Recessione gengivale: quali insidie per la salute?

Un problema da non sottovalutare: la recessione gengivale

La salute dei denti è importante. Nella comunicazione e nelle relazioni, avere denti sani in un bel sorriso, ci aiutano a restituire all’altro un’immagine positiva ed armoniosa di noi stessi. Fra i numerosi nemici che purtroppo insidiano la salute dei denti e pregiudicano un bel sorriso c’è anche la recessione gengivale.

Recessione gengivale, gengive ritirate, gengive che si ritirano. Qualunque sia la modalità con cui ci apprestiamo a chiamarla, sia che la denominazione sia quella medica o quella comune, la recessione gengivale è un problema, ed è un problema non esclusivamente estetico. Nomi incomprensibili come ‘piorrea’, rimandano a immagini terrificanti di bocche senza denti e protesi in età poco più che tenera. Dobbiamo temere la recessione gengivale tanto quanto temiamo la carie oppure l’alitosi.

La recessione gengivale consiste in un abbassamento del margine della gengiva, in direzione della radice. L’abbassamento del bordo gengivale, se non riconosciuto in tempo, può diventare patologico e portare ad alterazioni dell’aspetto e della funzionalità delle gengive e dei denti: in presenza di recessione gengivale, le gengive possono diventare scure, gonfie, e sanguinanti, i denti possono essere soggetti ad ipersensibilità in presenza di sollecitazioni termiche, infine possono in breve tempo sopraggiungere carie ed altre patologie via via più gravi fino a culminare nella perdita stessa dei denti. La recessione gengivale, è un fenomeno che può diventare un problema molto serio là dove non si interviene in modo tempestivo.

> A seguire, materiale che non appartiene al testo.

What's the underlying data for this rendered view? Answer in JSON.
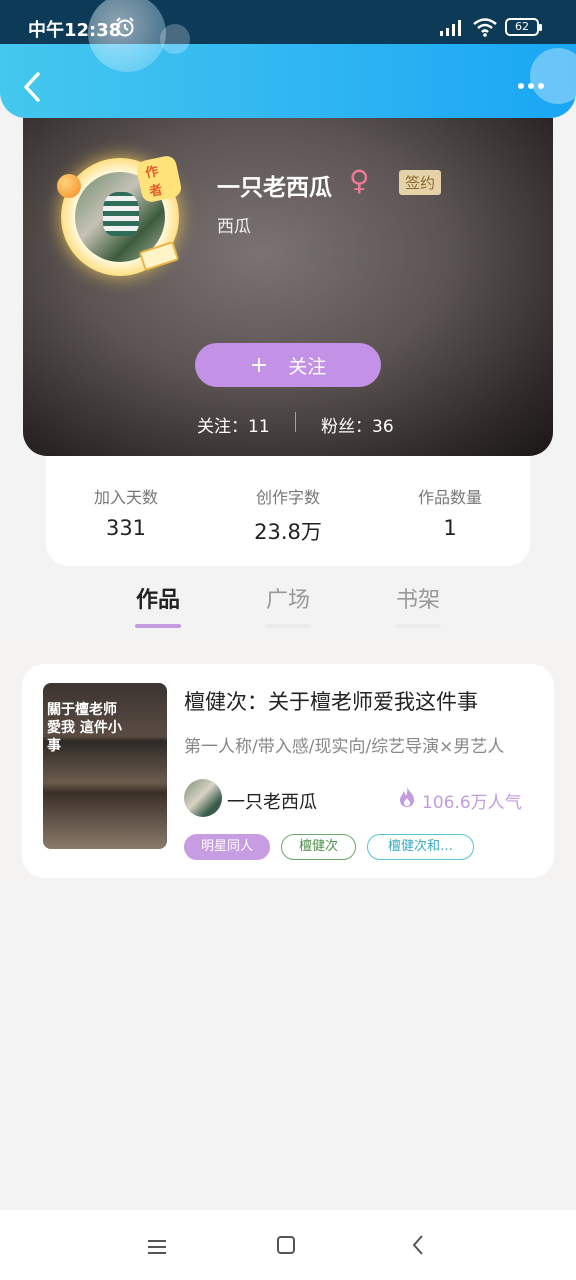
{
  "status_bar": {
    "time": "中午12:38",
    "battery": "62"
  },
  "profile": {
    "avatar_tag": "作者",
    "name": "一只老西瓜",
    "gender_symbol": "♀",
    "badge": "签约",
    "sub_name": "西瓜",
    "follow_plus": "+",
    "follow_label": "关注",
    "following": "关注：11",
    "fans": "粉丝：36"
  },
  "stats": [
    {
      "label": "加入天数",
      "value": "331"
    },
    {
      "label": "创作字数",
      "value": "23.8万"
    },
    {
      "label": "作品数量",
      "value": "1"
    }
  ],
  "tabs": [
    {
      "label": "作品",
      "active": true
    },
    {
      "label": "广场",
      "active": false
    },
    {
      "label": "书架",
      "active": false
    }
  ],
  "book": {
    "cover_text": "關于檀老师 愛我 這件小事",
    "title": "檀健次：关于檀老师爱我这件事",
    "tags_line": "第一人称/带入感/现实向/综艺导演×男艺人",
    "author": "一只老西瓜",
    "popularity": "106.6万人气",
    "tags": [
      "明星同人",
      "檀健次",
      "檀健次和…"
    ]
  },
  "colors": {
    "accent": "#c391e6",
    "header_blue": "#2fb5f2"
  },
  "icons": [
    "back-icon",
    "more-icon",
    "alarm-icon",
    "signal-icon",
    "wifi-icon",
    "fire-icon",
    "menu-icon",
    "home-icon",
    "nav-back-icon"
  ]
}
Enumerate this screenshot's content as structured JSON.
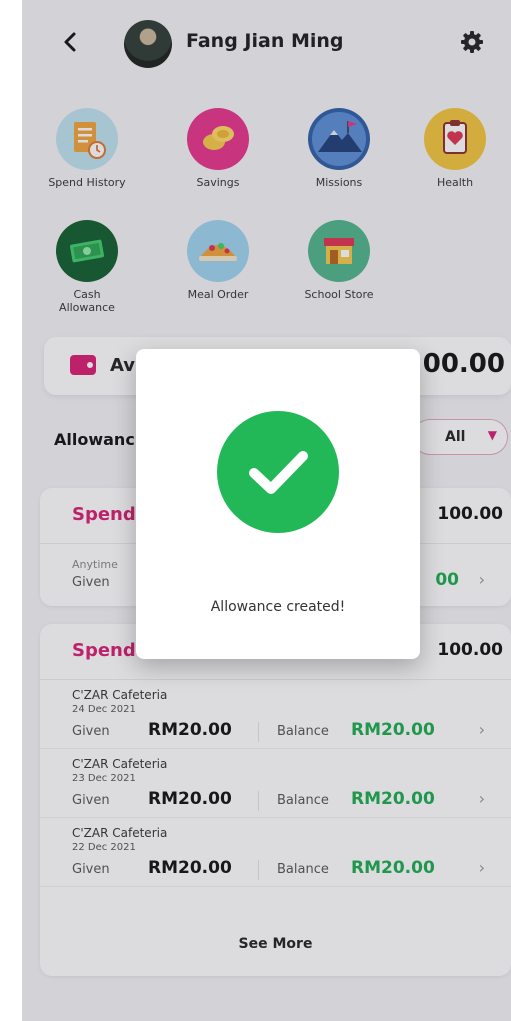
{
  "header": {
    "back_icon": "chevron-left-icon",
    "user_name": "Fang Jian Ming",
    "settings_icon": "gear-icon"
  },
  "menu": {
    "items": [
      {
        "label": "Spend History",
        "icon": "receipt-clock-icon",
        "color": "#7ec8e3"
      },
      {
        "label": "Savings",
        "icon": "coins-icon",
        "color": "#e8338a"
      },
      {
        "label": "Missions",
        "icon": "mountain-flag-icon",
        "color": "#2f5fa8"
      },
      {
        "label": "Health",
        "icon": "clipboard-heart-icon",
        "color": "#f3c53a"
      },
      {
        "label": "Cash Allowance",
        "icon": "cash-icon",
        "color": "#13703a"
      },
      {
        "label": "Meal Order",
        "icon": "meal-icon",
        "color": "#8cc8ea"
      },
      {
        "label": "School Store",
        "icon": "store-icon",
        "color": "#4fb58a"
      }
    ]
  },
  "balance": {
    "label": "Av",
    "amount": "00.00",
    "icon": "wallet-icon",
    "accent": "#d81b72"
  },
  "allowance_section": {
    "title": "Allowanc",
    "filter_value": "All"
  },
  "card1": {
    "title": "Spend",
    "total": "100.00",
    "line1": "Anytime",
    "line2": "Given",
    "balance": "00"
  },
  "card2": {
    "title": "Spend",
    "total": "100.00",
    "rows": [
      {
        "merchant": "C'ZAR Cafeteria",
        "date": "24 Dec 2021",
        "given_label": "Given",
        "given": "RM20.00",
        "balance_label": "Balance",
        "balance": "RM20.00"
      },
      {
        "merchant": "C'ZAR Cafeteria",
        "date": "23 Dec 2021",
        "given_label": "Given",
        "given": "RM20.00",
        "balance_label": "Balance",
        "balance": "RM20.00"
      },
      {
        "merchant": "C'ZAR Cafeteria",
        "date": "22 Dec 2021",
        "given_label": "Given",
        "given": "RM20.00",
        "balance_label": "Balance",
        "balance": "RM20.00"
      }
    ],
    "see_more": "See More"
  },
  "modal": {
    "icon": "check-circle-icon",
    "message": "Allowance created!",
    "success_color": "#22b858"
  },
  "colors": {
    "accent": "#d81b72",
    "positive": "#1aab4f"
  }
}
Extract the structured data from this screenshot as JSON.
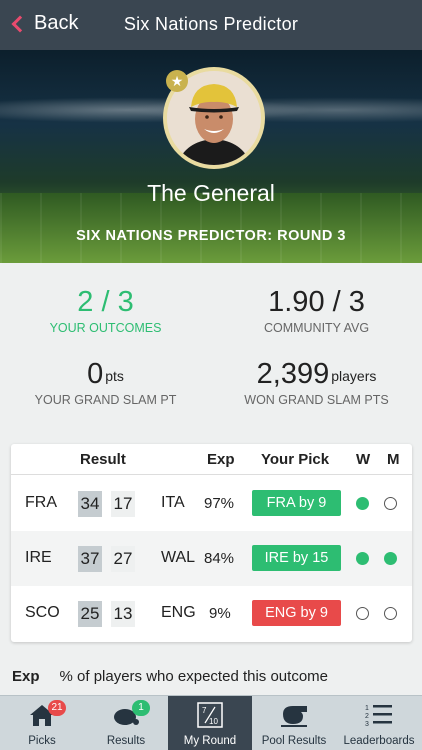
{
  "navbar": {
    "back_label": "Back",
    "title": "Six Nations Predictor"
  },
  "profile": {
    "name": "The General",
    "round_title": "SIX NATIONS PREDICTOR: ROUND 3"
  },
  "stats": {
    "outcomes": {
      "value": "2 / 3",
      "label": "YOUR OUTCOMES"
    },
    "community": {
      "value": "1.90 / 3",
      "label": "COMMUNITY AVG"
    },
    "grand_slam_pts": {
      "value": "0",
      "unit": "pts",
      "label": "YOUR GRAND SLAM PT"
    },
    "players": {
      "value": "2,399",
      "unit": "players",
      "label": "WON GRAND SLAM PTS"
    }
  },
  "table": {
    "headers": {
      "result": "Result",
      "exp": "Exp",
      "pick": "Your Pick",
      "w": "W",
      "m": "M"
    },
    "rows": [
      {
        "home": "FRA",
        "home_score": "34",
        "away_score": "17",
        "away": "ITA",
        "exp": "97%",
        "pick": "FRA by 9",
        "pick_correct": true,
        "w": true,
        "m": false
      },
      {
        "home": "IRE",
        "home_score": "37",
        "away_score": "27",
        "away": "WAL",
        "exp": "84%",
        "pick": "IRE by 15",
        "pick_correct": true,
        "w": true,
        "m": true
      },
      {
        "home": "SCO",
        "home_score": "25",
        "away_score": "13",
        "away": "ENG",
        "exp": "9%",
        "pick": "ENG by 9",
        "pick_correct": false,
        "w": false,
        "m": false
      }
    ]
  },
  "legend": {
    "key": "Exp",
    "text": "% of players who expected this outcome"
  },
  "tabs": [
    {
      "label": "Picks",
      "badge": "21",
      "icon": "house-icon"
    },
    {
      "label": "Results",
      "badge": "1",
      "icon": "rugby-ball-icon"
    },
    {
      "label": "My Round",
      "icon": "fraction-icon",
      "fraction_top": "7",
      "fraction_bottom": "10"
    },
    {
      "label": "Pool Results",
      "icon": "whistle-icon"
    },
    {
      "label": "Leaderboards",
      "icon": "ranked-list-icon",
      "numbers": [
        "1",
        "2",
        "3"
      ]
    }
  ],
  "colors": {
    "green": "#2dbd72",
    "red": "#e84a4a",
    "navbar": "#3a4651",
    "accent_back": "#e84b6e"
  }
}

Quali sono le cause della recessione gengivale?

Ad oggi le cause della recessione gengivale sono state riconosciute nella scarsa o errata igiene orale, nella predisposizione individuale, negli sbalzi ormonali, in traumi di varia natura (protesi ed otturazioni mal realizzate, spazzolini con setole troppo dure, filo interdentale non adeguato o male utilizzato), nel fumo e nel piercing.

 

Cure e rimedi per la recessione gengivale

Le cure e i rimedi previsti per attenuare e risolvere il problema della recessione gengivale, iniziano con l’intensificazione dell’igiene orale mediante l’utilizzo di strumenti ‘ad hoc’ (sono da preferire spazzolino, collutorio, dentifricio e filo interdentale suggeriti dal proprio dentista) e proseguono con l’assunzione di integratori (in particolare di vitamina C, acido folico e calcio: anche in questo caso una visita dal proprio dentista, seguendone le indicazioni, non può che giovare), e con la pulizia dei denti (professionale) costante nel tempo. Con queste poche buone pratiche possiamo curare e prevenire il manifestarsi della recessione gengivale. L’intervento chirurgico si rende necessario per i casi più gravi.

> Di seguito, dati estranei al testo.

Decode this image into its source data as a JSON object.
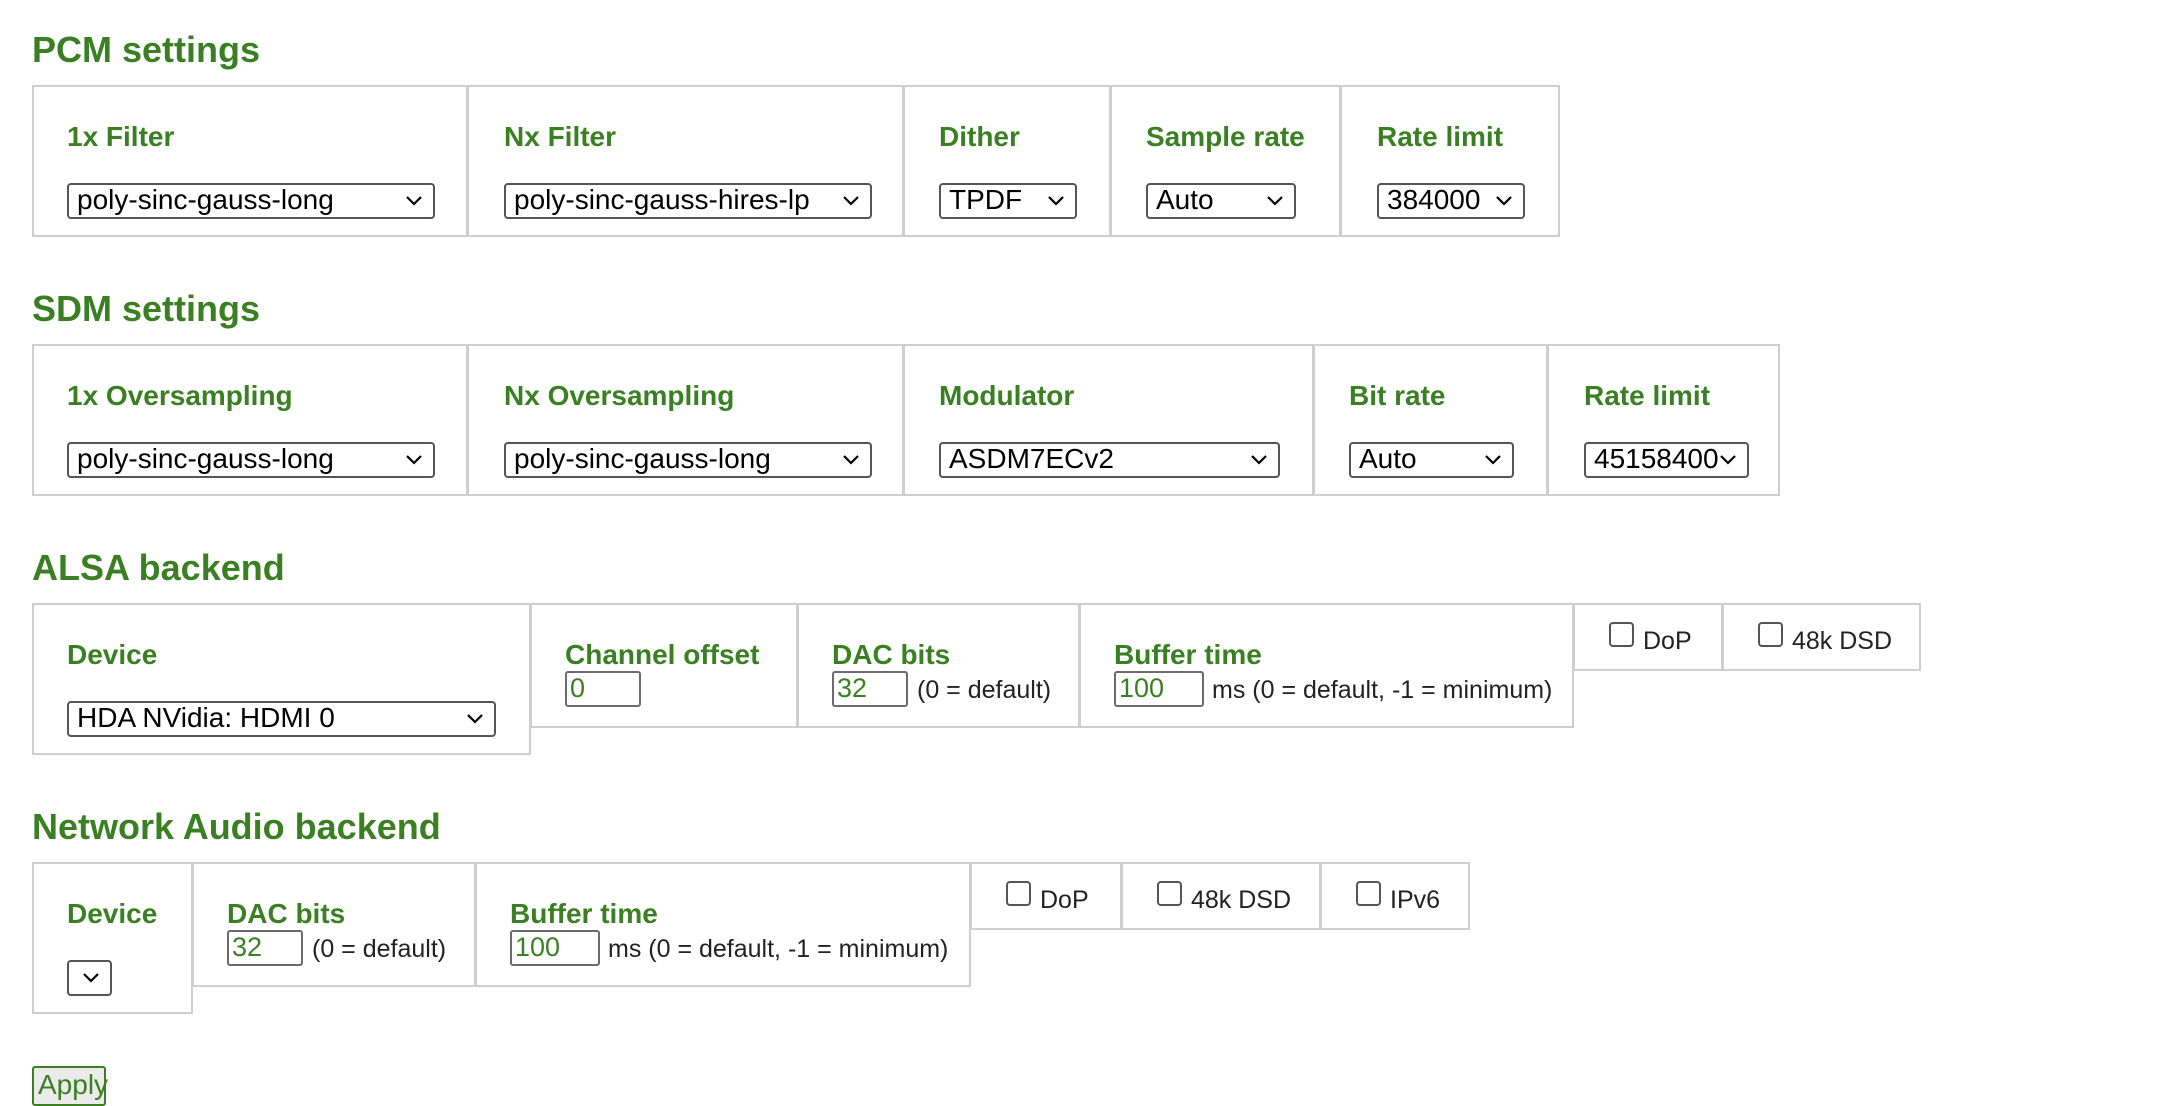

Se poi avete una particolare inclinazione per i rimedi naturali, eccone di seguito alcuni che vanno ad aggiungersi alle cure convenzionali e rientrano perciò di diritto fra le soluzioni per porre sollievo e termine al problema della recessione gengivale:

  • il tè verde, antinfiammatorio, ottimo anche per la prevenzione, da utilizzare come bevanda o sotto forma di olio essenziale;
  • l’eucalipto, ideale per combattere i germi (due cucchiaini di olio di eucalipto, una tazza di acqua calda e succo di limone possono essere utilizzati quotidianamente come collutorio, soprattutto durante il periodo di maggior infiammazione delle gengive);
  • l’aloe vera, indicata anch’essa per le sue proprietà antinfiammatorie, da assumere sotto forma di succo oppure di olio e/o dentifricio;
  • l’uva passa, eccellente per l’alta concentrazione di antiossidanti che contiene e che consente di contrastare la formazione della pellicola di batteri che insidia i denti e che alle lunghe può favorire l’insorgere della carie e quindi la recessione gengivale;
  • i chiodi di garofano da impiegare come antidolorifici (sciolti nell’acqua calda, adoperarli come bevanda o come collutorio).

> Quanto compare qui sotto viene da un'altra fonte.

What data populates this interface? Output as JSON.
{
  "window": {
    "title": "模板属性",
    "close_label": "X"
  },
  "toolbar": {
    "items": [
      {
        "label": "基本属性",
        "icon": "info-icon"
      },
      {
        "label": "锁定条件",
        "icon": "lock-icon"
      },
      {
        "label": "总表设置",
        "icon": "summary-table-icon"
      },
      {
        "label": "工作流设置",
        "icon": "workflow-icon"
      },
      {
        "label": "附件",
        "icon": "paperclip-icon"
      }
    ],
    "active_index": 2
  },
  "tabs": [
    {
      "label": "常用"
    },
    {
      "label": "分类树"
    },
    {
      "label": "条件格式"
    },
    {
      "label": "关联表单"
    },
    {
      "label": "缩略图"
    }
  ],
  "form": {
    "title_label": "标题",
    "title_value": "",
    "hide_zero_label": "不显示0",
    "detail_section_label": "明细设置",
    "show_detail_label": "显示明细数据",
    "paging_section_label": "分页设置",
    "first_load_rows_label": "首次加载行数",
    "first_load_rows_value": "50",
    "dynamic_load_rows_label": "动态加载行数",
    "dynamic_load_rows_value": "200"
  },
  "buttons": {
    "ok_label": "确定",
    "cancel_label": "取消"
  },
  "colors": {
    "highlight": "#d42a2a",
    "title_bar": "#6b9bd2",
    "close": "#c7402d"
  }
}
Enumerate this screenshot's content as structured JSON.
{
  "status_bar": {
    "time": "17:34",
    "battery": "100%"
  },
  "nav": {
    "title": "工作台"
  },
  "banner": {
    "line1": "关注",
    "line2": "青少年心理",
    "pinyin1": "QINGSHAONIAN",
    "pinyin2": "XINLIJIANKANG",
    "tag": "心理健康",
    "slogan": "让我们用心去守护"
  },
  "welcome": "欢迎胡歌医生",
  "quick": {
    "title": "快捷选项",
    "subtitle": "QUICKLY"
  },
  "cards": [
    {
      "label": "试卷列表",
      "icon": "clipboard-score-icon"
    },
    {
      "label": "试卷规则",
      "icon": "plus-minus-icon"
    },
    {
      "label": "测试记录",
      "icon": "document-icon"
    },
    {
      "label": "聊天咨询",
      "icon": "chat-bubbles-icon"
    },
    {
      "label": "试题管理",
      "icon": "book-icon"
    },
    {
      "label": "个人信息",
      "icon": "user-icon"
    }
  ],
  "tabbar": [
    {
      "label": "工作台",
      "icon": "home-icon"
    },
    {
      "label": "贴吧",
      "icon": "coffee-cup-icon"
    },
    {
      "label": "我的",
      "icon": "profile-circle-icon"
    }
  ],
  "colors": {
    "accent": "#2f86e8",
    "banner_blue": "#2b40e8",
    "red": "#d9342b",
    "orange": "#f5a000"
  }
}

Quelli appena elencati sono alimenti e sostanze che hanno determinate caratteristiche e peculiarità; utilizzarli in maniera costante o altrimenti limitata nel tempo (a seconda delle necessità), li rende idonei ed efficaci nella prevenzione e nella cura di numerose patologie e disfunzioni dell’organismo. La loro efficacia è stata riscontrata anche nella prevenzione e nella cura della recessione gengivale perciò, sempre guidati dal parere medico, utilizzateli pure senza andare a risparmio.

E ricordate che prevenire è meglio che curare, sempre.